Ponatinib (Iclusig, ARIAD) — a third generation tyrosine kinase inhibitor — is highly active in patients with CML who have a resistance to other TKIs or who harbor a Thr315Ile gene mutation.
Jorge E. Cortes
Jorge E. Cortes MD, deputy department chair, professor of medicine and internist, chair of the acute myeloid leukemia section and D.B. Lane Cancer Research Distinguished Professor for Leukemia Research in the department of leukemia at The University of Texas MD Anderson Cancer Center in Houston, and colleagues conducted a single-arm, phase 2 study to assess whether ponatinib was safe and effective as an initial therapy for patients with CML in chronic phase.
The investigators enrolled 51 patients between May 3, 2012 and Sept. 24, 2013. All patients had early chronic-phase CML and were treated with ponatinib orally once daily. Patients enrolled prior to July 25, 2013 (n = 43) received a starting daily dose of 45 mg. Researchers lowered this dose to tolerability issues to 30 mg per day — which was the starting dose for anyone enrolled after July 25, 2013 (n = 8). Following an FDA warning on Oct. 6, 2013 concerning vascular complication with ponatinib, the researchers assigned all patients 81 mg of aspirin per day and reduced the ponatinib dose to 30 mg or 15 mg per day.
Median follow-up was 20.9 months (range, 14.9-25.2). A total of 94% of evaluable patients (n = 46) achieved a complete response at 6 months.
The most frequent toxicities experienced were skin-related (69%) and elevated lipase (63%). Cardiovascular events — mostly hypertension — occurred in 49% of the patients.
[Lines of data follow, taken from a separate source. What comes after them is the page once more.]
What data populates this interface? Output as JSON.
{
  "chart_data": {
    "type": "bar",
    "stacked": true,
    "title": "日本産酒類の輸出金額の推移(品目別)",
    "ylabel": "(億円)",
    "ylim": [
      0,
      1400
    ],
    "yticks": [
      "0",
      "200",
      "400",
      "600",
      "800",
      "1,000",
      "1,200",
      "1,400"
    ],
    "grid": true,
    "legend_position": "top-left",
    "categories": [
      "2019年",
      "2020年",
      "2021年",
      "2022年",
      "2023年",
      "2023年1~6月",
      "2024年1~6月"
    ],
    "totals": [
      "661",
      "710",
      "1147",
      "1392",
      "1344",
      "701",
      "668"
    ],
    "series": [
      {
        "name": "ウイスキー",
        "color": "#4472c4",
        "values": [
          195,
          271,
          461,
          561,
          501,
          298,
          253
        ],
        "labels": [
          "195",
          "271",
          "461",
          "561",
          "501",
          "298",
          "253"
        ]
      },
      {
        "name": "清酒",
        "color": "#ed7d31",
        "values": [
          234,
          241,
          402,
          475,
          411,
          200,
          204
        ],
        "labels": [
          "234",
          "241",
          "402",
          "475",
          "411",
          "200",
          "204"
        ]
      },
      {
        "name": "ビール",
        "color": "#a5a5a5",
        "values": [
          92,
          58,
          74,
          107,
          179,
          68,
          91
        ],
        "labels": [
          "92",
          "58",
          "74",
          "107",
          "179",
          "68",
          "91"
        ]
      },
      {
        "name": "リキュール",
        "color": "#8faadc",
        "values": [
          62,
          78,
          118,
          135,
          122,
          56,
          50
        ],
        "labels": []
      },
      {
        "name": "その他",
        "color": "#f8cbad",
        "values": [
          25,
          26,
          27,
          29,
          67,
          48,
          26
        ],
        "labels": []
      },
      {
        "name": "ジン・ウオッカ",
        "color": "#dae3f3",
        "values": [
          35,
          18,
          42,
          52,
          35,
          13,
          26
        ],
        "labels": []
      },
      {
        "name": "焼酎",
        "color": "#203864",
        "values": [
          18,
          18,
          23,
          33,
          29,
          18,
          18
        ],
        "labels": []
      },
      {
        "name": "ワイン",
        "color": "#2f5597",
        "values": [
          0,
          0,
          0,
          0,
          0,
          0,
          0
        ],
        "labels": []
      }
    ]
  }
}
Additionally, 29% of the population experienced grade 3 to grade 4 myelosuppression and 10% of the patients developed cerebrovascular or vaso-occlusive disease.
Eighty-five percent of the patients had their treatment interrupted at some point and 88% required dose reductions.
The study was ultimately terminated on June 18, 2014 after an FDA recommendation due to a concern about the increased risk for thromboembolism with ponatinib.
“Our study shows that ponatinib is a very potent TKI with high clinical activity in the first-line treatment of patients with chronic-phase CML,” Cortes and colleagues wrote. “However at the doses currently used in other settings, the safety profile might not be appropriate for treatment of this patient population who have other treatment options with high efficacy. … For now, ponatinib should be used only for patients who have failed other therapies.”
A lower dose of the TKI — such as 30 mg or 15 mg per day — may be enough to maintain an active profile yet reduce the risk for adverse effects, suggesting a possible use of ponatinib in a first-line setting, Massimo Breccia, MD, and Giuliana Alimena, MD, from the department of cellular biotechnologies and hematology at Sapienza University in Rome, wrote in an accompanying editorial.
Also, they suggested most of the patients who developed cardiovascular events may have been predisposed to them because of age or other comorbidities.
“It is of importance to assess cardiovascular risk profiles at baseline, excluding patients with previous myocardial infraction, stroke and severe peripheral arterial disease, and to strictly monitor and manage during follow-up hypertension and metabolic disorders,” they wrote. – by Anthony SanFilippo
Disclosure: The study was funded by MD Anderson Cancer Center, NCI and ARIAD Pharmaceutical. Cortes reports research funding from and consultant/advisory roles with ARIAD, Bristol-Myers Squibb, Novartis, Pfizer and Teva. Breccia and Alimena report no relevant financial disclosures. Please see the full study for a list of all other researchers’ relevant financial disclosures.